Cut it OUT! Getting Your Novel to the Preferred Word Count

In the next two weeks many things will come to a close. My time in Santa Barbara will be over.  My husband's program in New Jersey will end. I'm hoping our house in Phoenix will finally be rented out again. And last but not least, I will have edited out 25,000 words from my manuscript.

Wait, what?!

Yes. There is a desired word count for many agents and publishers which has me freaking out most days. In fact, I think my stress level has officially gone through the roof.

It seems the maximum word count that a typical agent or publisher will review for a DEBUT young adult or genre fiction manuscript is 120k. That is the ABSOLUTE max. Their favorite word count is anywhere between 90 - 110k.  So far I have been able to get mine down to 142k - only a measly 4000 word decrease from my original 146k. Yeah. You see my problem.

Christian keeps reminding me that I'm not even halfway through the editing process - I've only gone through 80 pages.  There's still a lot I may be able to take out.

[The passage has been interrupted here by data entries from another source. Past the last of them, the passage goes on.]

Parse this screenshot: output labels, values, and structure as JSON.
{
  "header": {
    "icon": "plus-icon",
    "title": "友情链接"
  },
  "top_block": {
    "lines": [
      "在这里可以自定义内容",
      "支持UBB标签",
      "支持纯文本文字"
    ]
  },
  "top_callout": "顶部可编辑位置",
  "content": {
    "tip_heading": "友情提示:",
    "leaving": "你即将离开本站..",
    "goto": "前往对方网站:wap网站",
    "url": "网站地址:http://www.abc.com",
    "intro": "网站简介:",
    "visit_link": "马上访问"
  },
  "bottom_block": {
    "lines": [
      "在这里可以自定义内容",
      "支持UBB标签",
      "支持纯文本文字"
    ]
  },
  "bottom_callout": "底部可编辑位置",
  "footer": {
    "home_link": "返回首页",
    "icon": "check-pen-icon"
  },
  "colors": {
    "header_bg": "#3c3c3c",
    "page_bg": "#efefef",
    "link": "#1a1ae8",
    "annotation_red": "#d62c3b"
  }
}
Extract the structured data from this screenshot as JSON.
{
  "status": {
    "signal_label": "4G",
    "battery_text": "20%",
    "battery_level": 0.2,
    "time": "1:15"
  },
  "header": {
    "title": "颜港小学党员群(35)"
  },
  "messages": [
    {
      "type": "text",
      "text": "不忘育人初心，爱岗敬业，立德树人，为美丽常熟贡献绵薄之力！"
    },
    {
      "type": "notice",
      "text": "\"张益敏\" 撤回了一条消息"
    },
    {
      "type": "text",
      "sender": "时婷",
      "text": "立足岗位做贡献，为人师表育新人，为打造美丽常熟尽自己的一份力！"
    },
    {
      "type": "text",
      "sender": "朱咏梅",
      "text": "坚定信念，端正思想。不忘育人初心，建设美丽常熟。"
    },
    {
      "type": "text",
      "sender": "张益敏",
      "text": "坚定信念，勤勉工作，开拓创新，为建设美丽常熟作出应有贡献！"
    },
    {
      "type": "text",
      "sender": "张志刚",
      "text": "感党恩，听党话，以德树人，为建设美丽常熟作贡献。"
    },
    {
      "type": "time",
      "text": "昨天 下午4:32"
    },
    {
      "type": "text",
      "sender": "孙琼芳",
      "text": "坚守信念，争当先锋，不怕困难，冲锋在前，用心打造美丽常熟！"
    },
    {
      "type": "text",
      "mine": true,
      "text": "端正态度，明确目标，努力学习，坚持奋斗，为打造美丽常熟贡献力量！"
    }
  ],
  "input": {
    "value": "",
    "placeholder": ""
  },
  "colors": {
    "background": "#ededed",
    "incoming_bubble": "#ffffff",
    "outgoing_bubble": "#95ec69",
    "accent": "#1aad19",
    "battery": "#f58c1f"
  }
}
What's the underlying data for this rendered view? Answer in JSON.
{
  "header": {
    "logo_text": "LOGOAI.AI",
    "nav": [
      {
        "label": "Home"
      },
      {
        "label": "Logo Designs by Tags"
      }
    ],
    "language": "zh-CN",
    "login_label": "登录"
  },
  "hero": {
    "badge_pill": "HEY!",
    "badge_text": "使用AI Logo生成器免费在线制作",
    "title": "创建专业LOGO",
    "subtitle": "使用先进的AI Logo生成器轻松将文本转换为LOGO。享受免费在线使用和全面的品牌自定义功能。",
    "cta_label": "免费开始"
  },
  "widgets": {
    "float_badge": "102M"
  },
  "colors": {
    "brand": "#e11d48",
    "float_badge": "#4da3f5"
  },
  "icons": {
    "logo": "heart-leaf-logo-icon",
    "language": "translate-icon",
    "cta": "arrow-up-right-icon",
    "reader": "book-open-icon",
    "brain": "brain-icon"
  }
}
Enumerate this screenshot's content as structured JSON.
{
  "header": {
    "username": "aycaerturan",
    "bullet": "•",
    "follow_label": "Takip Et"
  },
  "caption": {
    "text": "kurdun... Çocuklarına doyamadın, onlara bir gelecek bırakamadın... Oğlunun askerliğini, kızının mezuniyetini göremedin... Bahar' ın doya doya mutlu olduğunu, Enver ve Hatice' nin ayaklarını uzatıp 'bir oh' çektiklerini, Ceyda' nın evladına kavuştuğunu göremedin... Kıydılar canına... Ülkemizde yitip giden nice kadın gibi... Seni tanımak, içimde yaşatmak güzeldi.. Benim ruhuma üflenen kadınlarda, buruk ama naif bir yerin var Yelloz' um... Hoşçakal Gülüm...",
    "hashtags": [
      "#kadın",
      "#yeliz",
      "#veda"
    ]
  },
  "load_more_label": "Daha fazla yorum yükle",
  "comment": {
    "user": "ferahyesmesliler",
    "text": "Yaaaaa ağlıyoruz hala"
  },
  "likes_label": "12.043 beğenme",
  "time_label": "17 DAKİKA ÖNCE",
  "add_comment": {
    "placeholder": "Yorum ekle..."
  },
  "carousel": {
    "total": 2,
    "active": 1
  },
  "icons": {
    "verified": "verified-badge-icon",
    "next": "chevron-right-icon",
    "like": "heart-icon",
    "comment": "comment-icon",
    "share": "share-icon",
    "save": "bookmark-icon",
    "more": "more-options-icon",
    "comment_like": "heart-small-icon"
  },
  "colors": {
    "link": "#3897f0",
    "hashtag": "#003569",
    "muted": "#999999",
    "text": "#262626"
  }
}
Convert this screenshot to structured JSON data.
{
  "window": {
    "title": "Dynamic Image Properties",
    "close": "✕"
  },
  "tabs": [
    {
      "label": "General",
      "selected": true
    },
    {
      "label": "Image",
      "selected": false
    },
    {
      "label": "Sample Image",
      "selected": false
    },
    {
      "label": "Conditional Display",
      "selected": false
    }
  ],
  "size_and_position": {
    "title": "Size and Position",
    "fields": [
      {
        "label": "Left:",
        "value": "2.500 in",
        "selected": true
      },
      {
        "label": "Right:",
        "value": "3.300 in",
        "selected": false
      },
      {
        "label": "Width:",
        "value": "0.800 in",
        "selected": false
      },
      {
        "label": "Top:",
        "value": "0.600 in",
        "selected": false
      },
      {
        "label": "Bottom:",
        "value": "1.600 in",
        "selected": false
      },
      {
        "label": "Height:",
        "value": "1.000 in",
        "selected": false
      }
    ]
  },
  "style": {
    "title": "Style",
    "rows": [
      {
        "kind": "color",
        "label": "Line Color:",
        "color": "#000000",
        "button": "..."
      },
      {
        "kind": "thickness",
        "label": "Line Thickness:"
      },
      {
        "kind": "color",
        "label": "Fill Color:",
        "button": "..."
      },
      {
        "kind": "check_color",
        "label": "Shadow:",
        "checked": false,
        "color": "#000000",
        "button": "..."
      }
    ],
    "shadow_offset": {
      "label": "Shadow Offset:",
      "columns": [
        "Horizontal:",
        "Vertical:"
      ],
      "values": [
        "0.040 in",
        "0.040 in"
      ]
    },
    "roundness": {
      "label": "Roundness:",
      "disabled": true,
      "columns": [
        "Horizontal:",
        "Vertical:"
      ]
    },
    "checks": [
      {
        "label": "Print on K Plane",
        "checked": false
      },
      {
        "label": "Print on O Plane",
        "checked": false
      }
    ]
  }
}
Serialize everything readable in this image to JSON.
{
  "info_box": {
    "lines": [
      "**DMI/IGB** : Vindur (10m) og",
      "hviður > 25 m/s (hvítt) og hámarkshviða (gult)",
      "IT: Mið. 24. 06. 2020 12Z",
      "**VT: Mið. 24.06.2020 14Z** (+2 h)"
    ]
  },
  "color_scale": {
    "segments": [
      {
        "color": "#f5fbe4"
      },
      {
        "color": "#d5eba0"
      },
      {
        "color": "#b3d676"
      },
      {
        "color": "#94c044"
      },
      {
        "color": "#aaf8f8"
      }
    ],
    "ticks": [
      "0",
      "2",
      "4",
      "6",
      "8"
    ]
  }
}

Then I remind him that I would need to take out several chapters. A friend of mine kindly suggested moving parts of the story to the sequel. This might work, if the parts I had in my book weren't necessary to move the plot along in this novel. So far, things aren't looking too good.

I say all this without knowing for absolute certain that an agent will not be interested in my current 142,000 word manuscript. Some do like epic fantasy novels that encourage book after book until the tome of a conclusion. Occasionally someone will write something so amazing and wonderful it is worth it's 200k word count. But usually those books are cut in half and sold as a set.  142k isn't exactly easy to cut into two, especially considering the story line. Eragon was sold on 157k, which gives me hope, especially because the writing in that book often makes me cringe.  But then again, I found non-sentences in Breaking Dawn that didn't work in context, so there you go. There's no accounting for taste.

With that in mind, all I can do is edit the best I know how, write a kick ass query, and hope the agents I contact are a good match and interested.  There is only so much I can do.  The key is that I trim it down to a glittering point. This way, when an agent or publisher reads it, they don't sift through superfluous sentences and grammatical errors.  Instead they find themselves lost in a magical world that every teenager dreams of. Yeah. I'm shooting for that one.